Now, where this movie actually manages to surpass the sequel is in the introduction of two new and nifty things—one, massive damage. One character will actually wander around with the top part of his head and most of his face completely missing. Two, the introduction of The Absolute Edge of the Universe, a strange phenomenon that’s bulletproof, completely puncture-proof, and cannot be passed through or broken down, ostensibly to give the Reeker a narrower zone in which to hunt.

It’ss the little things that help give No Man’s Land: Rise of the Reeker its boost—for instance, there’s this little bit I happened to catch in the credit roll:

“Shot entirely on Kodak film. Fuji film used to be cheaper, but the dollar is so weak. Eastman Kodak thanks you, George Walker Bush.”

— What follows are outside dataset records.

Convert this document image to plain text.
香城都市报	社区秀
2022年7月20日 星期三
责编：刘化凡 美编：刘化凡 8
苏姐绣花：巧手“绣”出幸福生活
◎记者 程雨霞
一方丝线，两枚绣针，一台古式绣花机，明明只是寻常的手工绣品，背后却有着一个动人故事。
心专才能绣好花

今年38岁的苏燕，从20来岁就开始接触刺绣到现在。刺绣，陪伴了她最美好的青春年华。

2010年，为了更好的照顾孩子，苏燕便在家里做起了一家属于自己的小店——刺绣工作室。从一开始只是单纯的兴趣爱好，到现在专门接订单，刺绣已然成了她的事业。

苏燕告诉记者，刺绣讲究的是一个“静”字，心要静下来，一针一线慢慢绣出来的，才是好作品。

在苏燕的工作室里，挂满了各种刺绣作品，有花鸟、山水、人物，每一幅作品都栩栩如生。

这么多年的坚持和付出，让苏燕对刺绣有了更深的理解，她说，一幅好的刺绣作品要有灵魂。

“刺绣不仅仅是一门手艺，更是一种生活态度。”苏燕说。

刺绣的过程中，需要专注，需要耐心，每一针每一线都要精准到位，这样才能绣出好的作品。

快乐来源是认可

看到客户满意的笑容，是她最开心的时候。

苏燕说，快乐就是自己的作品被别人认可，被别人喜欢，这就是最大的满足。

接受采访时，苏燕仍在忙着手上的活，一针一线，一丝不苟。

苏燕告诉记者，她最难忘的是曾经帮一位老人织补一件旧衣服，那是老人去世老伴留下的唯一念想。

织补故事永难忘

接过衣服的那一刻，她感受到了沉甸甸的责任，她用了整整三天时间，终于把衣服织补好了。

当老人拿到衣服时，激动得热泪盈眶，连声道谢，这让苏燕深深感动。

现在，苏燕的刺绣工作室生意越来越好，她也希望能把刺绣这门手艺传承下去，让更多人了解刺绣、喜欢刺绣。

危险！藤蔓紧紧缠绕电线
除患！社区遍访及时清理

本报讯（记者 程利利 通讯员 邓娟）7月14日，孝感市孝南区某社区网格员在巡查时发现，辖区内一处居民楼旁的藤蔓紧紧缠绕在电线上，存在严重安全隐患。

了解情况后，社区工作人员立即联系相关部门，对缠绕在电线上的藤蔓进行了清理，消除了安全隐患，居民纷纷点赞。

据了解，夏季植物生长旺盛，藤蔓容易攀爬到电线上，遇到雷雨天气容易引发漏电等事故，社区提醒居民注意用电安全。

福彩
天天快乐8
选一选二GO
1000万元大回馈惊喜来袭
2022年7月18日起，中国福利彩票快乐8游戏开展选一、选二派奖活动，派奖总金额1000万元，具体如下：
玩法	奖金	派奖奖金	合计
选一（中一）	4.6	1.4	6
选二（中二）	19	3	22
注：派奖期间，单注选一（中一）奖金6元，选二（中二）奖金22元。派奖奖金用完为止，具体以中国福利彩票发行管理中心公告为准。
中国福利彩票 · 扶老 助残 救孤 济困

It’s certainly not every day you get commentary in the credits. It’s certainly arguable that it’s not exactly kosher to put comments in the credits, but I find it a welcome diversion.

And the rest of the film, meanwhile, will be at least passable with the Reeker appearing in a burst of stuttery motion to kill whatever happens to be in front of him in a thoroughly bloody motion. Not bad. Nothing great, but certainly nothing terrible. A significant problem, however, is that it’s a bit top-heavy. They spent about two thirds of the movie trying to build suspense with a few occasional killings, but they blow it off in this last burst of fighting, the ending.

Speaking of which, the ending does a fair job of wrapping things up, much in the same way the first one did. At least it looks pretty familiar from where I sit.

The special features included a behind the scenes featurette, a storyboard to screen comparison, a retrospective on the production team, a featurette on what scares the crew and cast, and trailers for No Man’s Land: Rise of the Reeker, Dance of the Dead, The Substitute, Dark Floors, Room 205, Last House in the Woods, and Brotherhood of Blood.

All in all, No Man’s Land: Rise of the Reeker presents something of a rarity among horror movies, and indeed among movies in general. It’s actually, somewhat, at least a little bit better than the original. Not by much, granted…but by just enough to make it noticeable. Sadly, it’s not so good that it can stand on its own merits, however.

Steve Anderson is a film critic who collects action figures so he can dress them up as his favorite horror villains. He lives somewhere in the United States.